The issue at hand is a controversial case, but both McEwan and Eyre are cautious and delicate enough to objectively depict both sides of the debate with no sense of authorial bias, with both sides of the coin being shown with no sign of villainy. Such objectivity is achieved through Thompson’s performance that remains both professional and diligent, with her trademark charm channelling a true sense of moral curiosity about the young boy and his welfare. As the film progresses her character develops in a way that is dependant on her ability to shift between professionalism and her moral obligation as a human being, a juxtaposition that Thompson handles with a great deal of maturity; which is to be expected of course. Tucci, although we don’t see enough of him, is just as fascinating as his co-star, whose scarce appearances throughout the film add an element of banality to the proceedings. His dry exchanges with his wife (“I think I want an affair”) not only perfectly capture the nature of their exhausted relationship, but also showcase his hopelessness as a character; a hopeless romantic who is secondary to his wife’s chaotic professional lifestyle. This is a film that would sink without the duality between the pair, but thankfully their combined on-screen presence maintains the film’s buoyancy.

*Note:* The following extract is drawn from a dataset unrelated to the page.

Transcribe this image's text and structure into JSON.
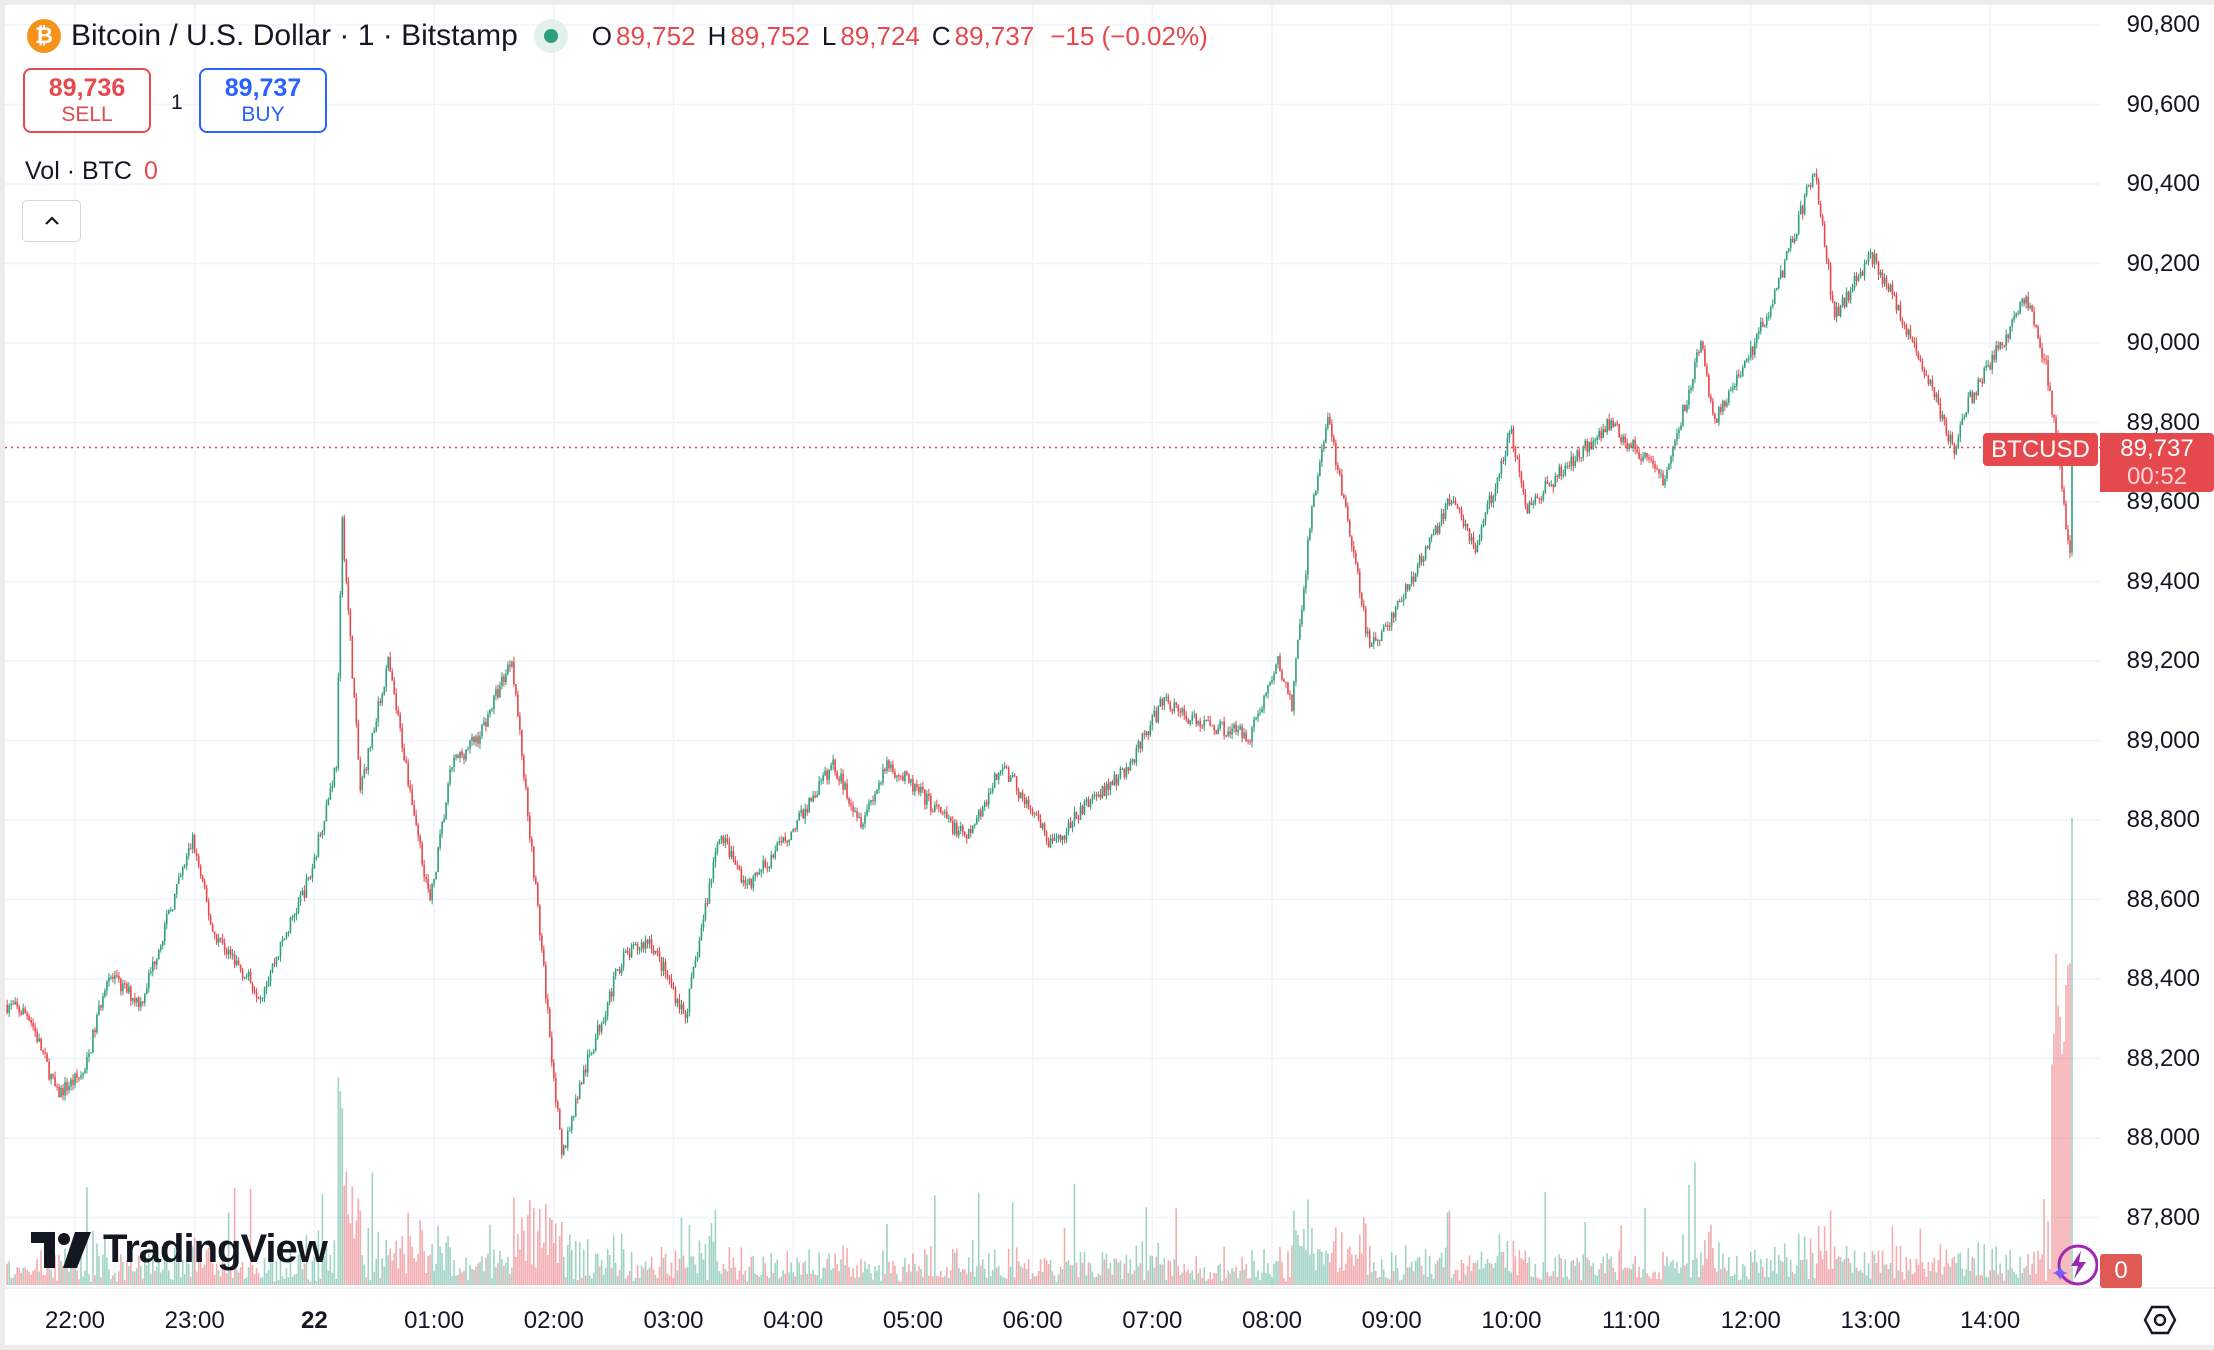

Where the film does start to sink, however, is with its inability to coherently juggle between the main story of the case itself and the additional sub-plot of Fiona and Whitehead’s Adam’s questionable relationship. What starts as a hard-hitting court-room drama soon plays out as a messy hybridisation of ‘The Graduate’ and ‘The King of Comedy’, a surreal sub-plot that depicts Adam’s irrational romantic and spiritual fascination with the older Fiona – a fascination spurred by his ever-diminishing faith. It feels bizarrely out of place and doesn’t hit the emotional heights that it intends to, culminating in an underwhelming denouement that takes away from the film’s stunning first half.
At its best, ‘The Children Act’ is a fascinating insight into the life of a troubled judge whose marriage is incessantly burdened by her relentless work ethic. But at its most, it’s a convoluted and bizarre story of a young man’s quest for romantic and spiritual self-discovery that is as cliché and as convoluted as it sounds.